Czytając teraz informacje o naszym środowisko, zastanawiam się co stało się z kilkoma tak pięknymi okolicami i co zrobił człowiek je niszcząc. Wiele osób uważa, że największą katastrofą ekologiczną jest to co zrobiono z Morzem Aralskim.
Kiedyś przepiękny region stał się cmentarzyskiem statków, przyrody i jedną wielką pustynią. To wszystko sprawili ludzie rządzący wtedy w ZSRR. Jak patrzy się na opisy osób, które były w tamtych regionach to aż żal za serce łapie, co można zrobić z naszym światem. Zobaczcie sobie na ten artykuł sprzed kilku lat – Katastrofa ekologiczna Morza Aralskiego – gdzie opisano i wrzucono zdjęcia, jeszcze kiedyś tak pięknego miejsca.
Władze zrobiły wiele złego, nie licząc się pewnie ze zdaniem osób znających się na ekosystemie, a zresztą kto w byłym Związku Radzieckim przejmowałby się jakaś tam ekologią. Chciano coś zrobić i to zrobiono niszcząc cały region.
Niestety w okolicy Morza Aralskiego nadal mieszkają ludzie, którzy mogli obserwować, jak ten region pięknie wyglądał wcześniej a do czego doprowadziła ludzka głupota i zachłanność. Najważniejsze aby patrzeć na to wszystko we właściwych barwach i dzięki temu zmieniać nasz świat i otoczenie. Być może zmieni się to z czasem i dzięki temu wybrzeże jeziora aralskiego jak jest też ono nazywane zmieni się odpowiednio i przekształci we właściwy krajobrazowo region.

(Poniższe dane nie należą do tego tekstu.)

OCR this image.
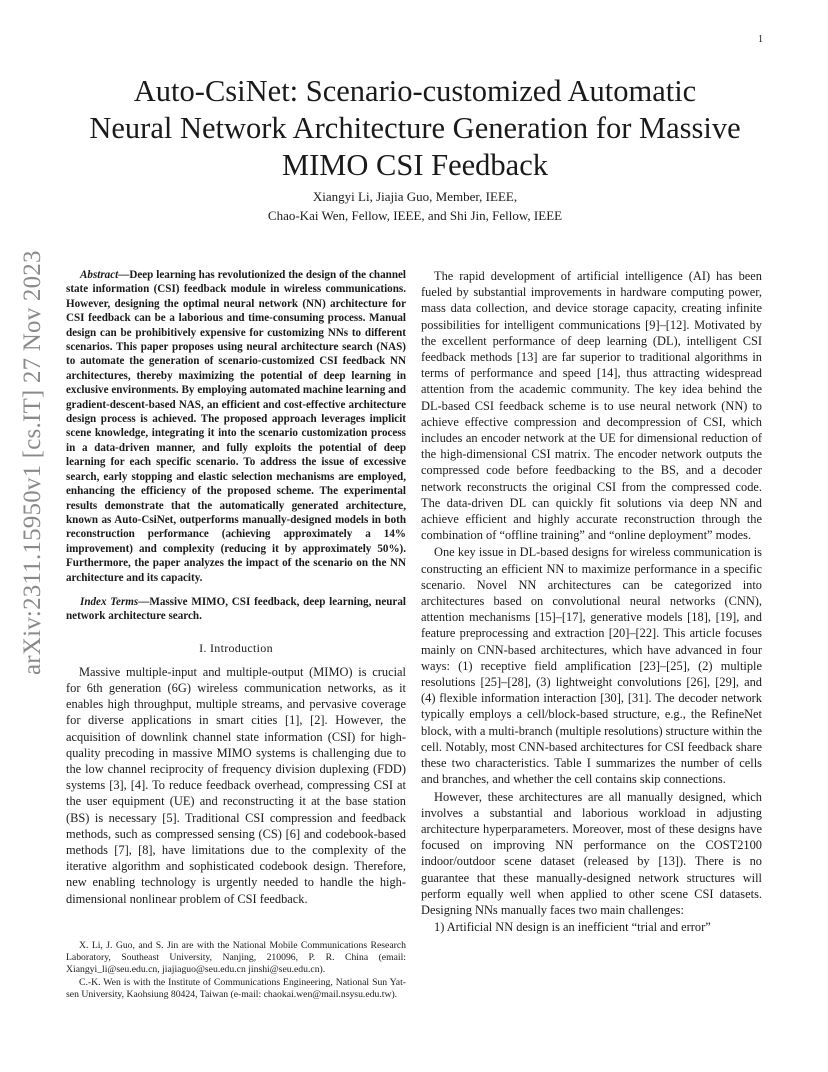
1
arXiv:2311.15950v1 [cs.IT] 27 Nov 2023
Auto-CsiNet: Scenario-customized Automatic
Neural Network Architecture Generation for Massive
MIMO CSI Feedback
Xiangyi Li, Jiajia Guo, Member, IEEE,
Chao-Kai Wen, Fellow, IEEE, and Shi Jin, Fellow, IEEE

Abstract—Deep learning has revolutionized the design of the channel state information (CSI) feedback module in wireless communications. However, designing the optimal neural network (NN) architecture for CSI feedback can be a laborious and time-consuming process. Manual design can be prohibitively expensive for customizing NNs to different scenarios. This paper proposes using neural architecture search (NAS) to automate the generation of scenario-customized CSI feedback NN architectures, thereby maximizing the potential of deep learning in exclusive environments. By employing automated machine learning and gradient-descent-based NAS, an efficient and cost-effective architecture design process is achieved. The proposed approach leverages implicit scene knowledge, integrating it into the scenario customization process in a data-driven manner, and fully exploits the potential of deep learning for each specific scenario. To address the issue of excessive search, early stopping and elastic selection mechanisms are employed, enhancing the efficiency of the proposed scheme. The experimental results demonstrate that the automatically generated architecture, known as Auto-CsiNet, outperforms manually-designed models in both reconstruction performance (achieving approximately a 14% improvement) and complexity (reducing it by approximately 50%). Furthermore, the paper analyzes the impact of the scenario on the NN architecture and its capacity.

Index Terms—Massive MIMO, CSI feedback, deep learning, neural network architecture search.

I. Introduction

Massive multiple-input and multiple-output (MIMO) is crucial for 6th generation (6G) wireless communication networks, as it enables high throughput, multiple streams, and pervasive coverage for diverse applications in smart cities [1], [2]. However, the acquisition of downlink channel state information (CSI) for high-quality precoding in massive MIMO systems is challenging due to the low channel reciprocity of frequency division duplexing (FDD) systems [3], [4]. To reduce feedback overhead, compressing CSI at the user equipment (UE) and reconstructing it at the base station (BS) is necessary [5]. Traditional CSI compression and feedback methods, such as compressed sensing (CS) [6] and codebook-based methods [7], [8], have limitations due to the complexity of the iterative algorithm and sophisticated codebook design. Therefore, new enabling technology is urgently needed to handle the high-dimensional nonlinear problem of CSI feedback.

X. Li, J. Guo, and S. Jin are with the National Mobile Communications Research Laboratory, Southeast University, Nanjing, 210096, P. R. China (email: Xiangyi_li@seu.edu.cn, jiajiaguo@seu.edu.cn jinshi@seu.edu.cn).

C.-K. Wen is with the Institute of Communications Engineering, National Sun Yat-sen University, Kaohsiung 80424, Taiwan (e-mail: chaokai.wen@mail.nsysu.edu.tw).

The rapid development of artificial intelligence (AI) has been fueled by substantial improvements in hardware computing power, mass data collection, and device storage capacity, creating infinite possibilities for intelligent communications [9]–[12]. Motivated by the excellent performance of deep learning (DL), intelligent CSI feedback methods [13] are far superior to traditional algorithms in terms of performance and speed [14], thus attracting widespread attention from the academic community. The key idea behind the DL-based CSI feedback scheme is to use neural network (NN) to achieve effective compression and decompression of CSI, which includes an encoder network at the UE for dimensional reduction of the high-dimensional CSI matrix. The encoder network outputs the compressed code before feedbacking to the BS, and a decoder network reconstructs the original CSI from the compressed code. The data-driven DL can quickly fit solutions via deep NN and achieve efficient and highly accurate reconstruction through the combination of “offline training” and “online deployment” modes.

One key issue in DL-based designs for wireless communication is constructing an efficient NN to maximize performance in a specific scenario. Novel NN architectures can be categorized into architectures based on convolutional neural networks (CNN), attention mechanisms [15]–[17], generative models [18], [19], and feature preprocessing and extraction [20]–[22]. This article focuses mainly on CNN-based architectures, which have advanced in four ways: (1) receptive field amplification [23]–[25], (2) multiple resolutions [25]–[28], (3) lightweight convolutions [26], [29], and (4) flexible information interaction [30], [31]. The decoder network typically employs a cell/block-based structure, e.g., the RefineNet block, with a multi-branch (multiple resolutions) structure within the cell. Notably, most CNN-based architectures for CSI feedback share these two characteristics. Table I summarizes the number of cells and branches, and whether the cell contains skip connections.

However, these architectures are all manually designed, which involves a substantial and laborious workload in adjusting architecture hyperparameters. Moreover, most of these designs have focused on improving NN performance on the COST2100 indoor/outdoor scene dataset (released by [13]). There is no guarantee that these manually-designed network structures will perform equally well when applied to other scene CSI datasets. Designing NNs manually faces two main challenges:

1) Artificial NN design is an inefficient “trial and error”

Pustynie mamy już w wielu regionach i kolejna nie jest potrzebna, a szanse zawsze są aby odmienić nasze środowisko. Miejmy nadzieje, ze z czasem się tak stanie.
Dzisiaj nie wiem czy jest szansa na powrót zdewastowanych obszarów do stanu nadającego się do życia, czy jest to już stracony czas. Nie wiem, ale mam nadzieje, że się to zmieni i uda się odbudować to co zniszczone.
Nasza planeta jest warta naszego odpowiedniego podejścia i dbania o to jest dla nas wszystkich ważne. Jeśli podejdziemy do tego właściwie mamy szanse na zmianę naszego najbliższego otoczenia i życia w lepszym świecie.